Chez Peugeot, les gars de la « mise au point » qui, pour la plupart sont athlètes, passent pour des glandeurs, des planqués. L’ambiance est conflictuelle avec le reste des salariés de l’entreprise. Michel Delaby trouve finalement sa place sous l’aile protectrice de Jacky Boxberger. Dans un tel climat de jalousie, Box a besoin de lieutenants, Delaby sera l’un d’eux, une union scellée lors d’un cross disputé à Rouffach où tous les deux font course commune : « Je m’étais placé à ses côtés. Il me dit : « Tu me suis ». Le parcours était enneigé. Alors, je suis, je suis, je suis. Jacky se retourne, il ralentie. Plus personne ne pouvait revenir de l’arrière ». Michel Delaby venait de gagner sa place de titulaire en équipe première et la confiance du grand Box, grand corps céleste du demi-fond français.

Les relations entre Claude Nicolas l’ajusteur et Jacky Boxberger recruté comme comptable, ne s’arrangent pas pour autant. Les hivers se suivent, le titre de champion de France de cross échappe au club de Gaston Pretot. En 1975, Claude Nicolas tente de remettre de l’unité en motivant l’équipe lors du championnat de France de relais.

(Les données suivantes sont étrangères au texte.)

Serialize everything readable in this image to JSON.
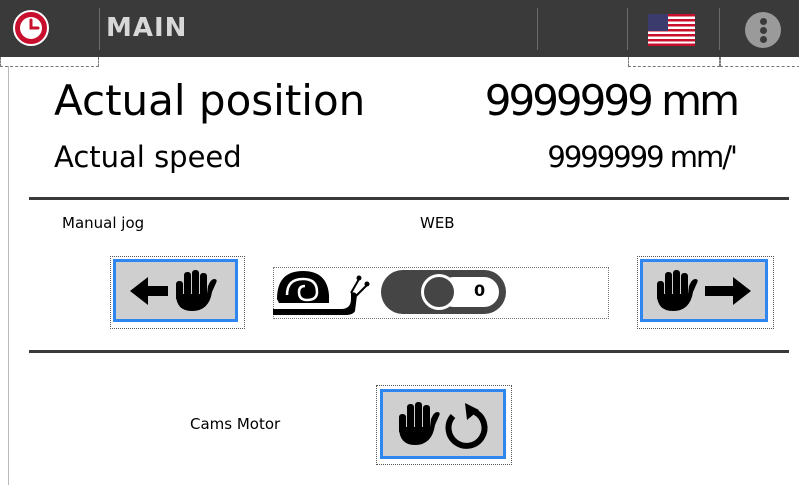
{
  "header": {
    "title": "MAIN",
    "icons": {
      "clock": "clock-icon",
      "flag": "us-flag-icon",
      "info": "more-icon"
    },
    "accent_clock": "#c8102e",
    "bar_color": "#3a3a3a"
  },
  "position": {
    "actual_position_label": "Actual position",
    "actual_position_value": "9999999 mm",
    "actual_speed_label": "Actual speed",
    "actual_speed_value": "9999999 mm/'"
  },
  "jog": {
    "manual_jog_label": "Manual jog",
    "web_label": "WEB",
    "toggle_value": "0",
    "left_button_icon": "jog-left-icon",
    "right_button_icon": "jog-right-icon",
    "slow_icon": "snail-icon"
  },
  "cams": {
    "cams_motor_label": "Cams Motor",
    "button_icon": "hand-rotate-icon"
  },
  "colors": {
    "button_border": "#2f86f0",
    "button_fill": "#cfcfcf"
  }
}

Il prend à partie chacun : « Vous prenez un marron dans la main et dans vingt ans, vous vous en souviendrez encore ». Le 4 x 15 remporte le titre, c’est le début d’une échappée belle. L’année suivante, le FC Sochaux renforcé par l’arrivée de Jean Jacques Prianon, gagne enfin le titre par équipe en cross, aspiré par la puissante foulée d’un Box vainqueur en individuel.

« Jacky me disait « dis 3000 francs dimanche, c’est bon pour toi ? »

Dès lors, Michel Delaby et Jacky Boxberger sont inséparables et deviennent de vrais amis. C’est la tournée des grands ducs. En cross, sur piste et sur la route, à sillonner la France, de course en course à cachetonner. Ils sont inséparables : « Jacky me disait « dis 3000 francs dimanche, c’est bon pour toi ? Ca je peux le dire, le Jacky, il y allait aux sous. Avec lui, je gagnais parfois en une course l’équivalent d’un mois de travail. Un soir, vers 10 heures, il toque à la porte « Tiens voilà 500 francs. Finalement, ils m’ont donné plus. Ca s’était du Jacky ».

Très vite, Michel Delaby devient le régulateur du groupe pour casser les clans et mettre du lien dans l’équipe des Interclubs. Il écrème, il racole et recrute les Turquet, Gury et Bertrand. Certains clubs lui font les yeux doux, Peillon dans le sud, l’ASPP à Paris mais finalement il résiste et reste fidèle à son club, à son entreprise où il décide de se former au droit du travail. Il devient enfin international après avoir terminé second d’une sélection sur marathon et c’est comme président de l’Association Sportive et Culturelle forte de 10 000 adhérents qu’il termine sa carrière professionnelle. Chez Peugeot, on parle d’élitisme marqué, le petit ajusteur lionceau côtoyant les élus locaux, les Chevènement, Moscovici, Thiévent, est de ceux qui ont trouvé le bon pas de vis de la vie.

« Pardonnez-moi, mais quand je suis lancé… » Michel Delaby parle avec les bras, les mains, les yeux. Les anecdotes de l’époque se télescopent, s’entrechoquent. Il fut entraîneur de Bertrand Fréchard champion de France de cross dans le bourbier de Castres. Il raconte : « Avant le France j’avais rencontré Pantel, je lui dis « si tu te retrouves avec Fréchard dans le dernier kilo, il va de battre. C’était de l’intox, mais ça a marché ». Mais deux hommes reviennent toujours sur le devant de la scène, Gaston Pretot, l’entraîneur visionnaire et Jacky Boxberger, le coureur légendaire disparu tragiquement en 2001 lors d’un safari au Kenya. « Un jour, on s’entraînait au golf de Prunevelle. On venait de faire six tours de six kilomètres. Jacky s’arrête, il me dit : Allez, on le bat le record de Wieczorek ? Lui, c’était un fou d’entraînement. Il avait le record avec huit tours. Moi, j’étais déjà mort. Je me souviens, le lendemain on avait une compétition mais sous la flotte, on a refait trois tours, 54 kilomètres.». Ce record scellé au nom d’une amitié n’a jamais été battu. « Vous voyez, Jacky, il était capable de tout ! ».